EBRI’s latest report says we’re at the “tipping point” of employer-sponsored health insurance. But it’s not a tipping point for dropping insurance benefits; it’s a tipping point for changing the status quo of how these benefits are delivered.

In The Future of Employment-Based Health Benefits, the Employee Benefits Research Institute asks whether employers have reached the point when they will stop providing health benefits. Data do not show that health benefits are disappearing from the workplace. Nonetheless, some employers believe that the current system of providing benefits is inefficient, lacks transparency, and is “not intelligent.”

Employers concur that the current state of health benefits provision is unsustainable.

Two wild cards that could tip the scale toward employers dropping health benefits are:

1. A major employer dropping health benefits, which would be the first of dominoes falling; and,

2. The erosion or elimination of ERISA’s pre-emption of state insurance regulation, which would also lead to employers dropping support for the voluntary insurance system (see Dr. David Blumenthal’s article in the July 6, 2006 issue of the New England Journal of Medicine for a good explanation of ERISA’s role in the employer-based health insurance system).

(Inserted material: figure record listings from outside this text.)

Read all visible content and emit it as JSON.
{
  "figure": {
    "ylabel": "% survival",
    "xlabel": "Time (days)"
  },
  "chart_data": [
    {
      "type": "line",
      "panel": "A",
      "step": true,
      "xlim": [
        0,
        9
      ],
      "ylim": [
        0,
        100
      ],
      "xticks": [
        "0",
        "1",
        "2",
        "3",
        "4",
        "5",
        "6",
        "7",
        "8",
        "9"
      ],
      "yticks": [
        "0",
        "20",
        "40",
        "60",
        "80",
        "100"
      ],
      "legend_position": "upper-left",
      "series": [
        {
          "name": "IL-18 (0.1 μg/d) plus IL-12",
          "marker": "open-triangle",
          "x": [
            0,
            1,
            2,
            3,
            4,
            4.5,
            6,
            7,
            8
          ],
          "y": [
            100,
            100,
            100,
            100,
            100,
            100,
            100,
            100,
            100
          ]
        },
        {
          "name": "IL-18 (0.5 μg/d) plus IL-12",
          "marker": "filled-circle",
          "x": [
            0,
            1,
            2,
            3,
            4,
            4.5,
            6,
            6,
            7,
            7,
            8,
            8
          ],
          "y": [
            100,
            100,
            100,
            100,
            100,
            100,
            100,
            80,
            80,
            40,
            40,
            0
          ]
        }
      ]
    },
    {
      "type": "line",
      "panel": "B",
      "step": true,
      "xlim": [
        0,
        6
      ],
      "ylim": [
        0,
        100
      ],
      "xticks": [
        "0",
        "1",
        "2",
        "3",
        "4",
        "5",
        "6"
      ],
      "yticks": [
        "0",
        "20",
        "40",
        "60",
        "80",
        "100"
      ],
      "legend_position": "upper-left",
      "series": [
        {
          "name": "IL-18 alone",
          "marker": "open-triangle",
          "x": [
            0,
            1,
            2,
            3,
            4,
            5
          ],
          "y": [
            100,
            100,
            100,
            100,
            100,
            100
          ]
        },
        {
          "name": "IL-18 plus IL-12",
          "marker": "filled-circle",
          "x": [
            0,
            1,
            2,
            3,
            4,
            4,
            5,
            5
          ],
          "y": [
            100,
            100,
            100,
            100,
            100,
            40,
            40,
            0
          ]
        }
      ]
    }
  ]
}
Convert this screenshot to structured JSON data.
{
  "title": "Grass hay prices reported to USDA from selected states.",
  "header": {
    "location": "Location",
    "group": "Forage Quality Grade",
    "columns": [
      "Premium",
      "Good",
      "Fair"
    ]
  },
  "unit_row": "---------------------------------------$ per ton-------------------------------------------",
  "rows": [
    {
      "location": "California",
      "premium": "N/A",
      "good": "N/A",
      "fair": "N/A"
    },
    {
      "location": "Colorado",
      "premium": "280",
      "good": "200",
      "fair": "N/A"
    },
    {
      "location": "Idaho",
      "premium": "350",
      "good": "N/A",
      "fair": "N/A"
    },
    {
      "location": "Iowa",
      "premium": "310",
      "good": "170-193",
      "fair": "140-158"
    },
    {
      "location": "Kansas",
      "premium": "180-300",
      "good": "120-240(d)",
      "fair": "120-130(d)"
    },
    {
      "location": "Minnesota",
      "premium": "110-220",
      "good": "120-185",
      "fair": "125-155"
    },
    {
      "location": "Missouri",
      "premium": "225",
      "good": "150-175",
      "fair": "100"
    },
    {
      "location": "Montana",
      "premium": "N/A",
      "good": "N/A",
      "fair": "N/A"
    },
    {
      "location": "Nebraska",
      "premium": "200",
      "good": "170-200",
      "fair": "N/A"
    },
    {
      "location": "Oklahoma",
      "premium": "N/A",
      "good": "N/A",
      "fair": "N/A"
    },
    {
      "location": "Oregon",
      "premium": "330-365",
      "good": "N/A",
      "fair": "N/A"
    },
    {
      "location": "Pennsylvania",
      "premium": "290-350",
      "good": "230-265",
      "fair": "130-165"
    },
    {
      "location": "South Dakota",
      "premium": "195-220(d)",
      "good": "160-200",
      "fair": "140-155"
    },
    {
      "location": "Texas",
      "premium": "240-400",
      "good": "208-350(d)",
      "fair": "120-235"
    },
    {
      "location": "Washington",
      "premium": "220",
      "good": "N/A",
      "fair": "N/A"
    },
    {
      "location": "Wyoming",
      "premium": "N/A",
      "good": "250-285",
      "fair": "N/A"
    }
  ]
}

What EBRI’s data clearly demonstrate is that employers want to guarantee access, but not coverage. The fact is that workers are paying more for health benefits today than they were in 2000 (for example, there has been an 86% increase in premiums for employee-only coverage between 2000 and 2006 compared to a 17% increase in the consumer price index in the same period).

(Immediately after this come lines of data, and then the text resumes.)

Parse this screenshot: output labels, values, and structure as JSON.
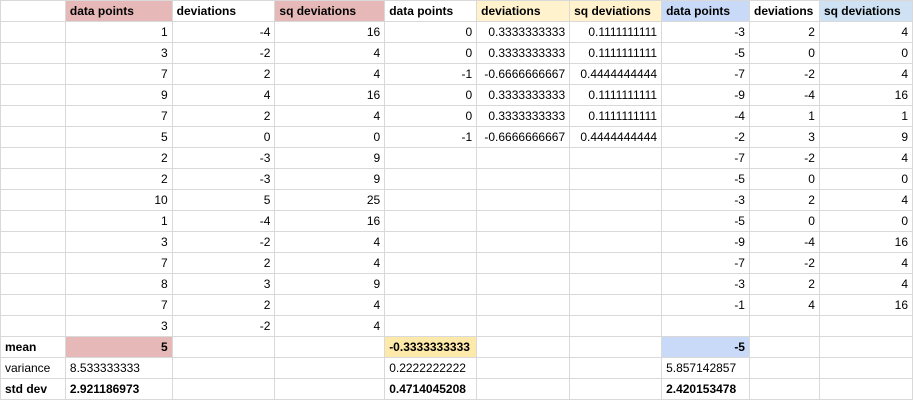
{
  "headers": [
    "",
    "data points",
    "deviations",
    "sq deviations",
    "data points",
    "deviations",
    "sq deviations",
    "data points",
    "deviations",
    "sq deviations"
  ],
  "rows": [
    [
      "",
      "1",
      "-4",
      "16",
      "0",
      "0.3333333333",
      "0.1111111111",
      "-3",
      "2",
      "4"
    ],
    [
      "",
      "3",
      "-2",
      "4",
      "0",
      "0.3333333333",
      "0.1111111111",
      "-5",
      "0",
      "0"
    ],
    [
      "",
      "7",
      "2",
      "4",
      "-1",
      "-0.6666666667",
      "0.4444444444",
      "-7",
      "-2",
      "4"
    ],
    [
      "",
      "9",
      "4",
      "16",
      "0",
      "0.3333333333",
      "0.1111111111",
      "-9",
      "-4",
      "16"
    ],
    [
      "",
      "7",
      "2",
      "4",
      "0",
      "0.3333333333",
      "0.1111111111",
      "-4",
      "1",
      "1"
    ],
    [
      "",
      "5",
      "0",
      "0",
      "-1",
      "-0.6666666667",
      "0.4444444444",
      "-2",
      "3",
      "9"
    ],
    [
      "",
      "2",
      "-3",
      "9",
      "",
      "",
      "",
      "-7",
      "-2",
      "4"
    ],
    [
      "",
      "2",
      "-3",
      "9",
      "",
      "",
      "",
      "-5",
      "0",
      "0"
    ],
    [
      "",
      "10",
      "5",
      "25",
      "",
      "",
      "",
      "-3",
      "2",
      "4"
    ],
    [
      "",
      "1",
      "-4",
      "16",
      "",
      "",
      "",
      "-5",
      "0",
      "0"
    ],
    [
      "",
      "3",
      "-2",
      "4",
      "",
      "",
      "",
      "-9",
      "-4",
      "16"
    ],
    [
      "",
      "7",
      "2",
      "4",
      "",
      "",
      "",
      "-7",
      "-2",
      "4"
    ],
    [
      "",
      "8",
      "3",
      "9",
      "",
      "",
      "",
      "-3",
      "2",
      "4"
    ],
    [
      "",
      "7",
      "2",
      "4",
      "",
      "",
      "",
      "-1",
      "4",
      "16"
    ],
    [
      "",
      "3",
      "-2",
      "4",
      "",
      "",
      "",
      "",
      "",
      ""
    ]
  ],
  "summary": {
    "mean": {
      "label": "mean",
      "a": "5",
      "b": "-0.3333333333",
      "c": "-5"
    },
    "variance": {
      "label": "variance",
      "a": "8.533333333",
      "b": "0.2222222222",
      "c": "5.857142857"
    },
    "stddev": {
      "label": "std dev",
      "a": "2.921186973",
      "b": "0.4714045208",
      "c": "2.420153478"
    }
  }
}
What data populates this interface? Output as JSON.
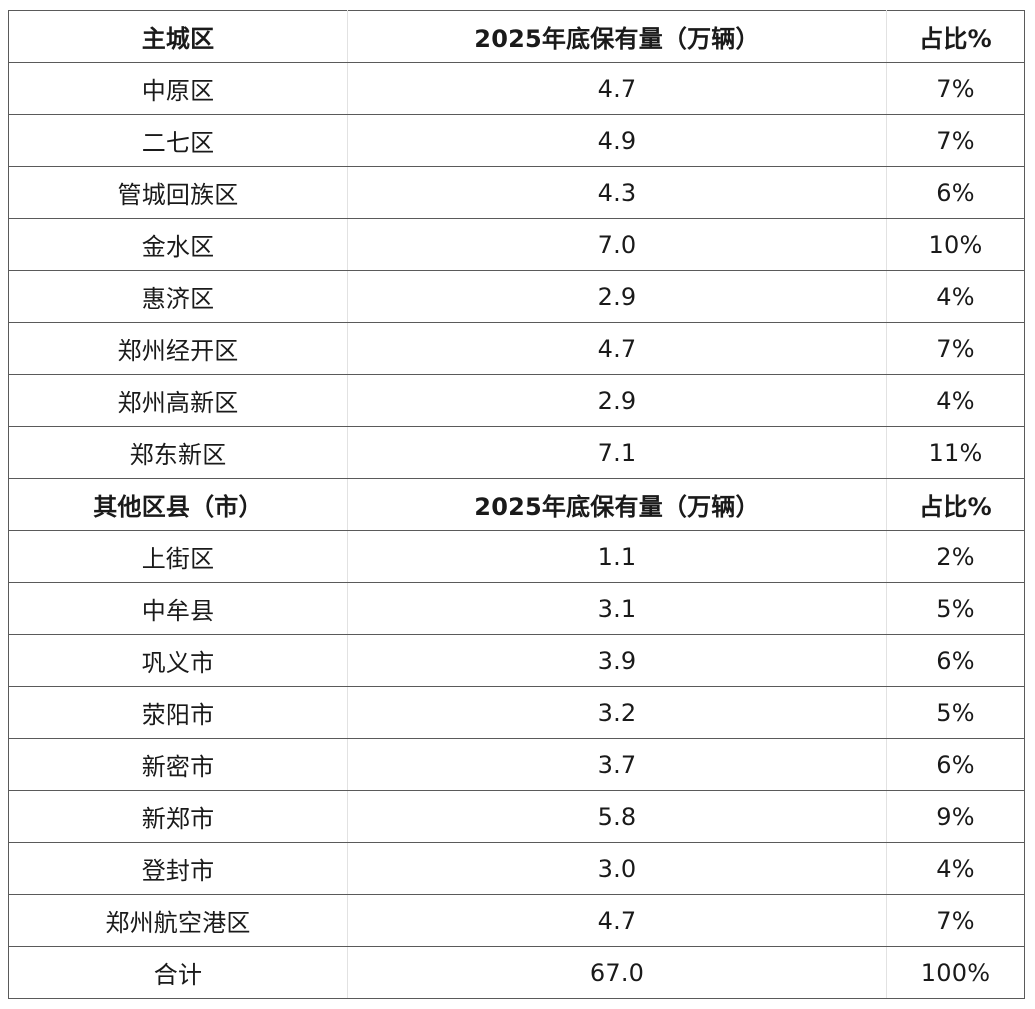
{
  "table": {
    "section1_header": [
      "主城区",
      "2025年底保有量（万辆）",
      "占比%"
    ],
    "section1_rows": [
      [
        "中原区",
        "4.7",
        "7%"
      ],
      [
        "二七区",
        "4.9",
        "7%"
      ],
      [
        "管城回族区",
        "4.3",
        "6%"
      ],
      [
        "金水区",
        "7.0",
        "10%"
      ],
      [
        "惠济区",
        "2.9",
        "4%"
      ],
      [
        "郑州经开区",
        "4.7",
        "7%"
      ],
      [
        "郑州高新区",
        "2.9",
        "4%"
      ],
      [
        "郑东新区",
        "7.1",
        "11%"
      ]
    ],
    "section2_header": [
      "其他区县（市）",
      "2025年底保有量（万辆）",
      "占比%"
    ],
    "section2_rows": [
      [
        "上街区",
        "1.1",
        "2%"
      ],
      [
        "中牟县",
        "3.1",
        "5%"
      ],
      [
        "巩义市",
        "3.9",
        "6%"
      ],
      [
        "荥阳市",
        "3.2",
        "5%"
      ],
      [
        "新密市",
        "3.7",
        "6%"
      ],
      [
        "新郑市",
        "5.8",
        "9%"
      ],
      [
        "登封市",
        "3.0",
        "4%"
      ],
      [
        "郑州航空港区",
        "4.7",
        "7%"
      ]
    ],
    "total_row": [
      "合计",
      "67.0",
      "100%"
    ]
  }
}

EBRI found that there has been erosion in the benefits package in that cost-sharing has not kept pace with inflation.

For the immediate “now,” employers are looking for ways to stem health inflation while focusing on improving worker health.

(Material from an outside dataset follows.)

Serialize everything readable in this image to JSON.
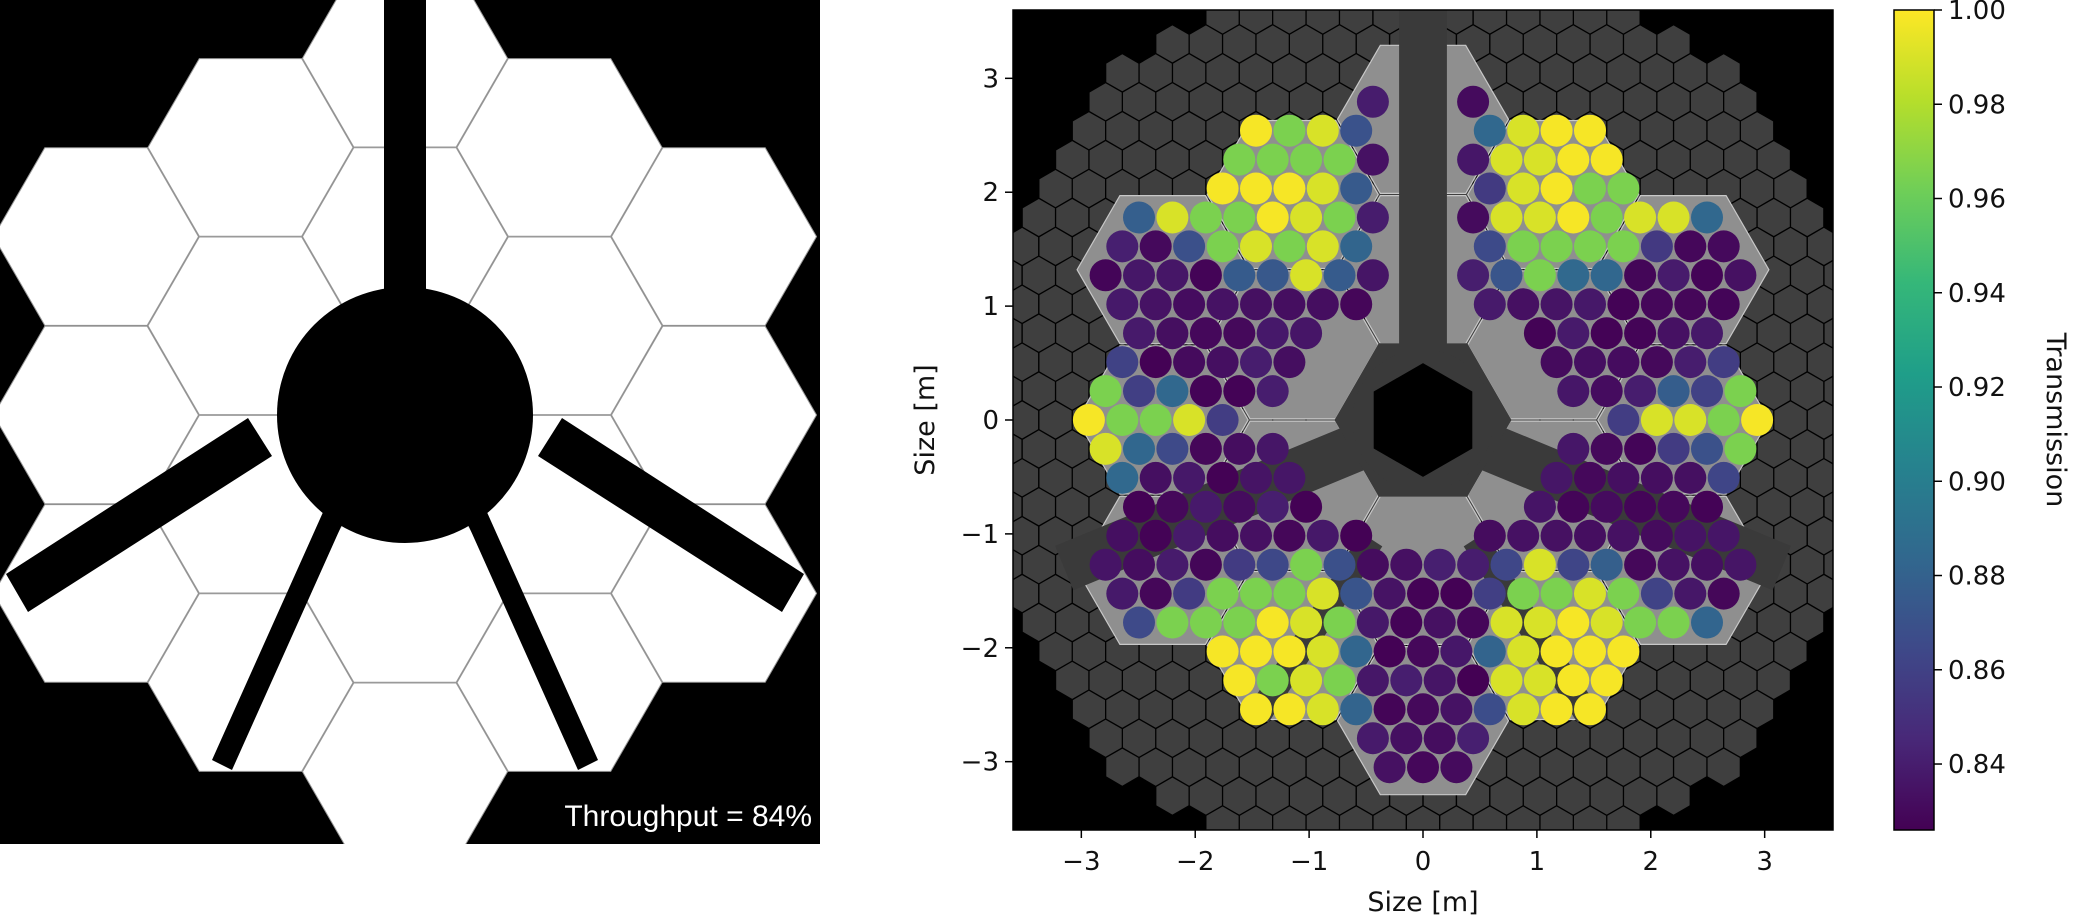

But EBRI anticipates that employers are, “positioning themselves for the health care debate tied to a new presidency in 2009, and the prominence of the issue leading up to the 2008 election.” The Institute analyzed various employer association proposals, and concluded that they have a lot in common — universally proposing moves from the status quo. So the tipping point in question isn’t the actual willingness to provide health insurance access — but in the “how” that employers go forward in doing so.

Health Populi’s Hot Points: There is virtual unanimity among employers looking forward to a new generation of worker health benefits where the individual worker will have much greater accountability and responsibility. Words employers used to describe employee-individuals in EBRI’s discussions were “disengaged,” and having “entitlement mentalities.” As we get closer to the 2008 elections, look for the employer groups to lobby for proposals where individuals (workers) take on more clinical- and account-management responsibilities for their own health. The plans that employers are proposing would involve an account where employers would provide a certain amount of funding, but employees will be responsible for making decisions on how to allocate that fund stream. The implication is that a whole lot more useful information had better be promulgated in the health marketplace or we’ll wind up with well-intentioned health insurance access and even lower take-up rates among consumers.